FThis work fails to show any knowledge or understanding of the issues raised in the question. Most of the material in the answer is irrelevant.

-ATTENDANCE REQUIREMENTS:
ATTENDANCE REQUIREMENTS AND EXAMINATION POLICY
You cannot make-up a major exam (midterm or final) without the permission of the Dean’s Office. The Dean’s Office will grant such permission only when the absence was caused by a serious impediment, such as a documented illness, hospitalization or death in the immediate family (in which you must attend the funeral) or other situations of similar gravity. Absences due to other meaningful conflicts, such as job interviews, family celebrations, travel difficulties, student misunderstandings or personal convenience, will not be excused. Students who will be absent from a major exam must notify the Dean’s Office prior to that exam. Absences from class due to the observance of a religious holiday will normally be excused. Individual students who will have to miss class to observe a religious holiday should notify the instructor by the end of the Add/Drop period to make prior arrangements for making up any work that will be missed. The final exam period runs until ____________
ACADEMIC HONESTY
As stated in the university catalog, any student who commits an act of academic dishonesty will receive a failing grade on the work in which the dishonesty occurred. In addition, acts of academic dishonesty, irrespective of the weight of the assignment, may result in the student receiving a failing grade in the course. Instances of academic dishonesty will be reported to the Dean of Academic Affairs. A student who is reported twice for academic dishonesty is subject to summary dismissal from the University. In such a case, the Academic Council will then make a recommendation to the President, who will make the final decision.
STUDENTS WITH LEARNING OR OTHER DISABILITIES
John Cabot University does not discriminate on the basis of disability or handicap. Students with approved accommodations must inform their professors at the beginning of the term. Please see the website for the complete policy.

SCHEDULE

Week 1

    Module 1 Intro to Data Science and tools

·       Introduction to Python and its main packages for data science.
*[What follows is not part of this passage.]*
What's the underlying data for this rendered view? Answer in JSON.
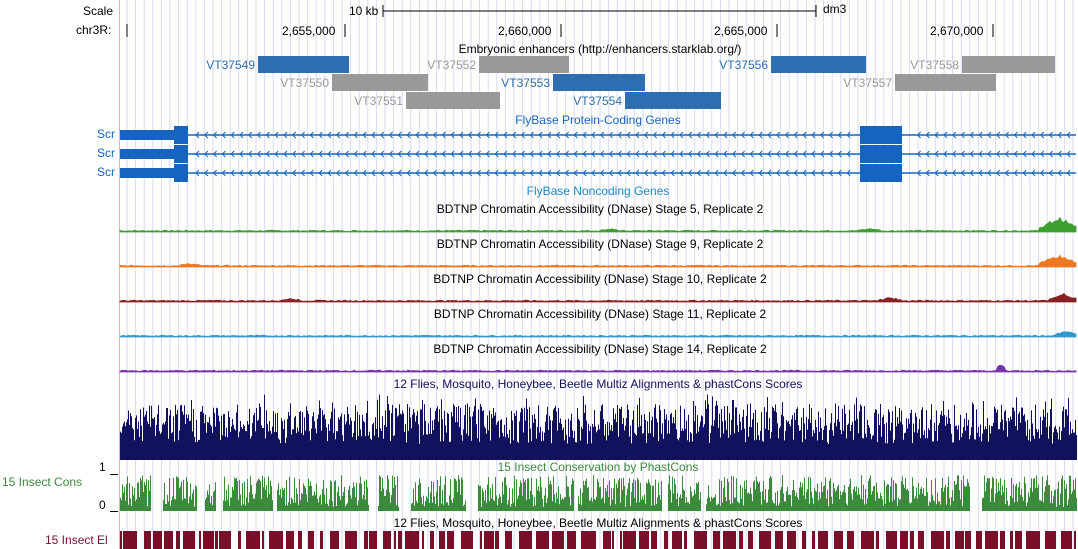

·       Git & GitHub Intro

·       Quiz #1, Homework #1

    Expected Outcome: This course will provide the main concept of programming and python packages used for data science.

 

Week 2

        Module 2 Intro to Machine Learning (ML) with Python

·       Exploratory Data Analysis, Data Visualizations

·       Data Cleaning, Implementing Linear Regression

·       Quiz #2, Homework #2,    

Expected Outcome: This course will provide a set of techniques and skills that help develop a classification system for various data set. Evaluate the performance of the classifiers system.

    

 

Week 3

    Module 3 Intro to Machine Learning (ML) with Python

·       Implementing KNN, Logistic Regression

·       Implementing SVM

·       Standardization and Normalization

·       K-fold cross validation

·       Quiz #3, Homework #3, Midterm Exam

    Expected Outcome: This course will provide a set of techniques and skills that help develop a classification system for various data set. Evaluate the performance of the classifiers system.

 

Week 4

    Module 4 Intro to Deep Learning (DL) with Python 

·       Neural Network

·       Computer Vision and Convolutional Neural Networks

·       Natural Language Processing and Long Short-Term Memory

·       Quiz #4, Homework #4

    Expected Outcome: This course will provide a set of leading DL techniques to face a societal problem. Evaluate the performance of the classifiers system.

 

 Week 5

    Module 5 AI Ethics and Final Research Projects

·       Introduction to AI Ethics

·       Bias in the ML Life Cycle

·       Mitigating Bias in ML

·       Students hands-on project

·       Quiz #5, Final, Oral presentation, project deadline.

      Expected Outcome: This course will explain how data science is a field that can change and contribute to the development of new knowledge in AI.